My enthusiasm for traveling the globe is harder to trace, perhaps from reading “Terry and the Pirates!”  Classes at Harvard were not much help in learning about countries outside Europe and North America: Rupert Emerson taught a course on Nationalism in which I read Nehru’s Autobiography; and Edwin O. Reischauer and John King Fairbank introduced their rice paddies course just before I graduated.  My ignorance about the world was painfully evident when, as a graduate student at the London School of Economics, I met women and men from Africa and Asia and Latin America. 

When my mentor and tutor, Harold Laski, died during the spring of my first year at LSE, I switched the focus of my doctoral research on elections and the parliamentary system from England to India. Eager to understand the many places between London and New Delhi, I found a second hand English Ford and talked two male colleagues into driving out to India with me.  Unrest today makes that journey almost impossible.  But there was fighting along the Afgan-Pakistan border even then.  In the crowded hotel in Kabul, we were the subject of much gossip: a woman with two husbands!  When a Pathan asked us to smuggle guns over the border, we feared being caught up in the struggle and stole out of the capital in the middle of the night, heading as fast as we could for Pakistan. 
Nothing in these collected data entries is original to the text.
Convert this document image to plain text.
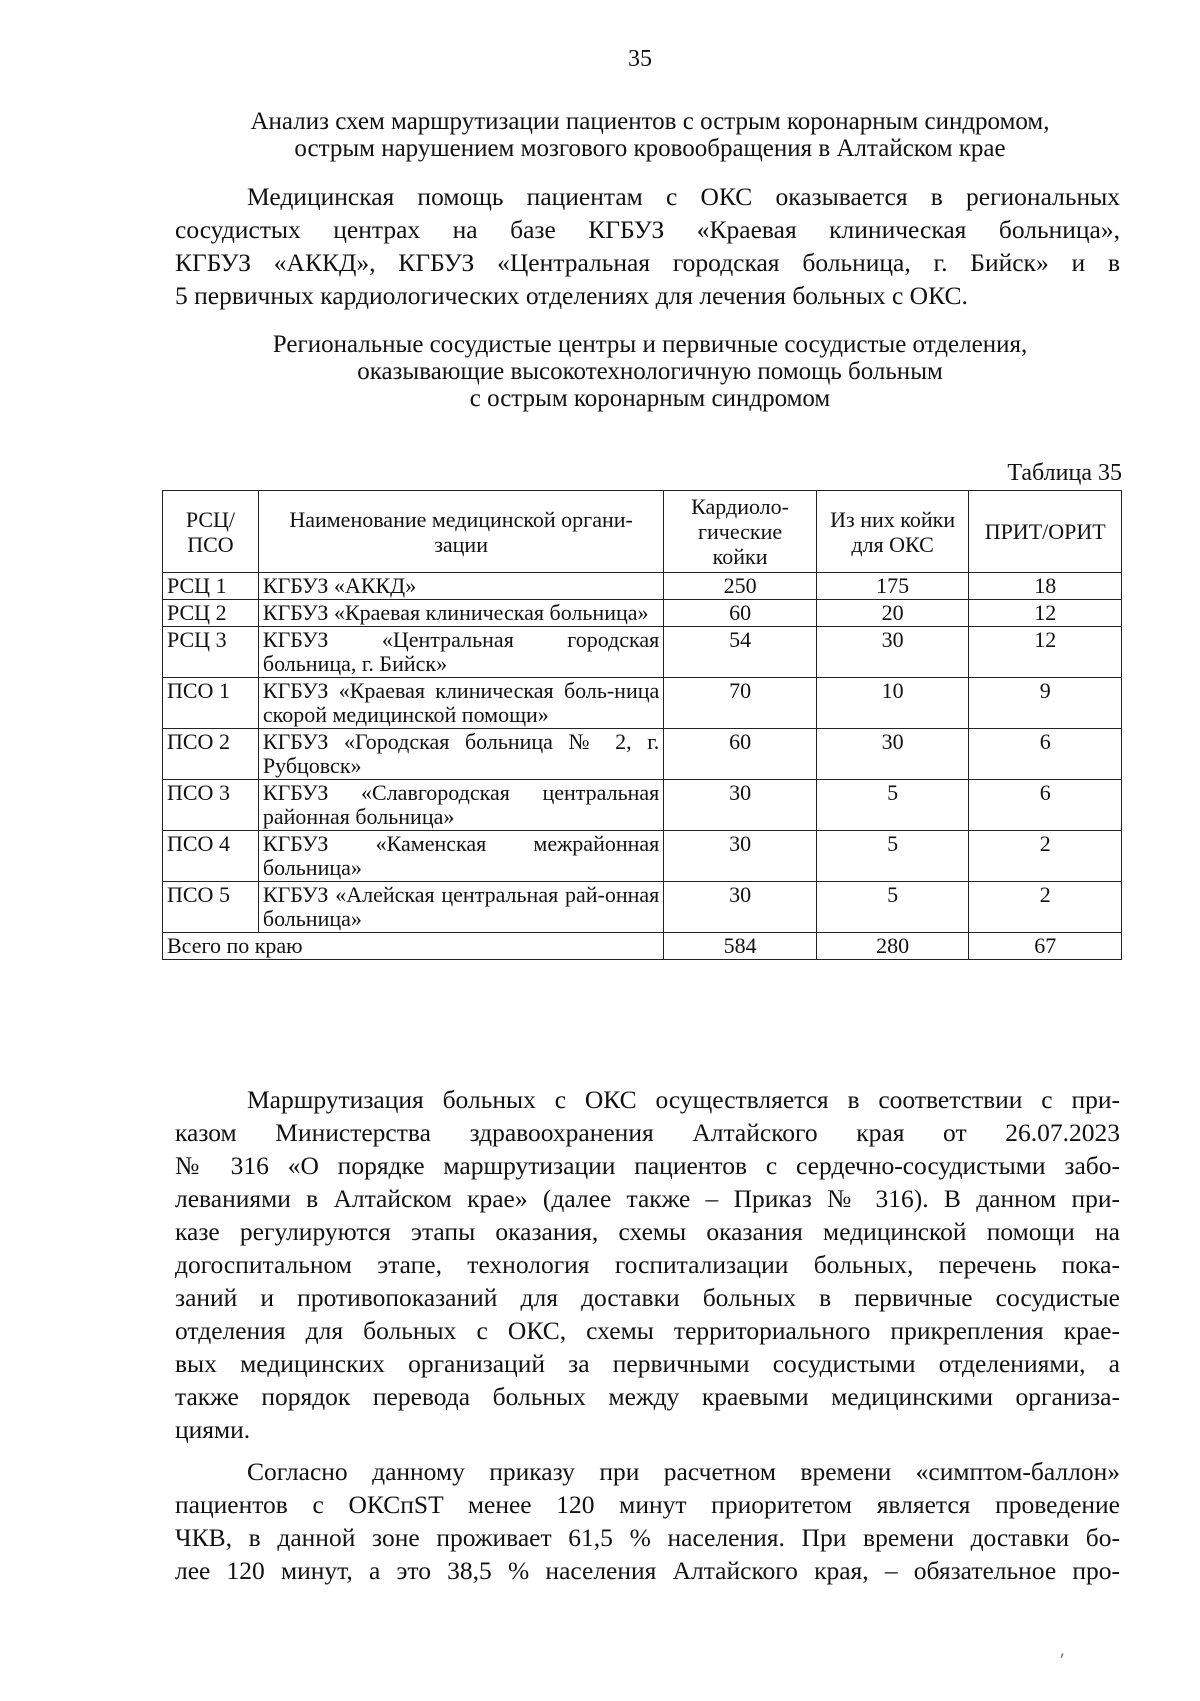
35
Анализ схем маршрутизации пациентов с острым коронарным синдромом,
острым нарушением мозгового кровообращения в Алтайском крае
Медицинская помощь пациентам с ОКС оказывается в региональных
сосудистых центрах на базе КГБУЗ «Краевая клиническая больница»,
КГБУЗ «АККД», КГБУЗ «Центральная городская больница, г. Бийск» и в
5 первичных кардиологических отделениях для лечения больных с ОКС.
Региональные сосудистые центры и первичные сосудистые отделения,
оказывающие высокотехнологичную помощь больным
с острым коронарным синдромом
Таблица 35
РСЦ/ ПСО	Наименование медицинской органи-зации	Кардиоло-гические койки	Из них койки для ОКС	ПРИТ/ОРИТ
РСЦ 1	КГБУЗ «АККД»	250	175	18
РСЦ 2	КГБУЗ «Краевая клиническая больница»	60	20	12
РСЦ 3	КГБУЗ «Центральная городская больница, г. Бийск»	54	30	12
ПСО 1	КГБУЗ «Краевая клиническая боль-ница скорой медицинской помощи»	70	10	9
ПСО 2	КГБУЗ «Городская больница № 2, г. Рубцовск»	60	30	6
ПСО 3	КГБУЗ «Славгородская центральная районная больница»	30	5	6
ПСО 4	КГБУЗ «Каменская межрайонная больница»	30	5	2
ПСО 5	КГБУЗ «Алейская центральная рай-онная больница»	30	5	2
Всего по краю		584	280	67
Маршрутизация больных с ОКС осуществляется в соответствии с при-
казом Министерства здравоохранения Алтайского края от 26.07.2023
№ 316 «О порядке маршрутизации пациентов с сердечно-сосудистыми забо-
леваниями в Алтайском крае» (далее также – Приказ № 316). В данном при-
казе регулируются этапы оказания, схемы оказания медицинской помощи на
догоспитальном этапе, технология госпитализации больных, перечень пока-
заний и противопоказаний для доставки больных в первичные сосудистые
отделения для больных с ОКС, схемы территориального прикрепления крае-
вых медицинских организаций за первичными сосудистыми отделениями, а
также порядок перевода больных между краевыми медицинскими организа-
циями.
Согласно данному приказу при расчетном времени «симптом-баллон»
пациентов с ОКСпST менее 120 минут приоритетом является проведение
ЧКВ, в данной зоне проживает 61,5 % населения. При времени доставки бо-
лее 120 минут, а это 38,5 % населения Алтайского края, – обязательное про-
⸴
These adventures paled against my African drive in an Austin A40 from Mombasa back to London, after I completed my research in India.  This time my newly acquired husband drove with me.  Since finishing my dissertation, I have continued studying and teaching about developing countries, traveling widely and living in Indonesia, India, and Nepal for extended periods.  This immersion in societies abroad reaffirmed my mother’s belief in equality.

Back in the States I quickly became involved in the civil rights struggle. In California I joined protesters demonstrating against covenants that prevented Orientals from buying homes in the Berkeley Hills.  Later I taught at Howard University, participated in the Mississippi summer and the March for Civil Rights in Washington, and organized academics to lobby for the first US Urban Grant university, the University of the District of Columbia.

It was from teaching a wide variety of black students, from Africa and the Caribbean as well as American blacks from both inner city and middle class societies, that I began to understand how we are all of us socially constructed. Today, in Women’s Studies, we teach about how the US government encouraged women to work in factories during World War II, and how they told Rosie the Riveter to go home after the war so that her job could be taken by a returning veteran.  Women’s magazines of the time projected the ideal housewife as one with four children and a dog in a station wagon who kept an immaculate house and served a cold martini to her exhausted husband when he came home from work.

The growing consciousness of how society denied most women from entrance into graduate schools for law or business or medicine but rather pushed the college educated women into the isolation of the suburbs drove the second wave of the women’s movement. 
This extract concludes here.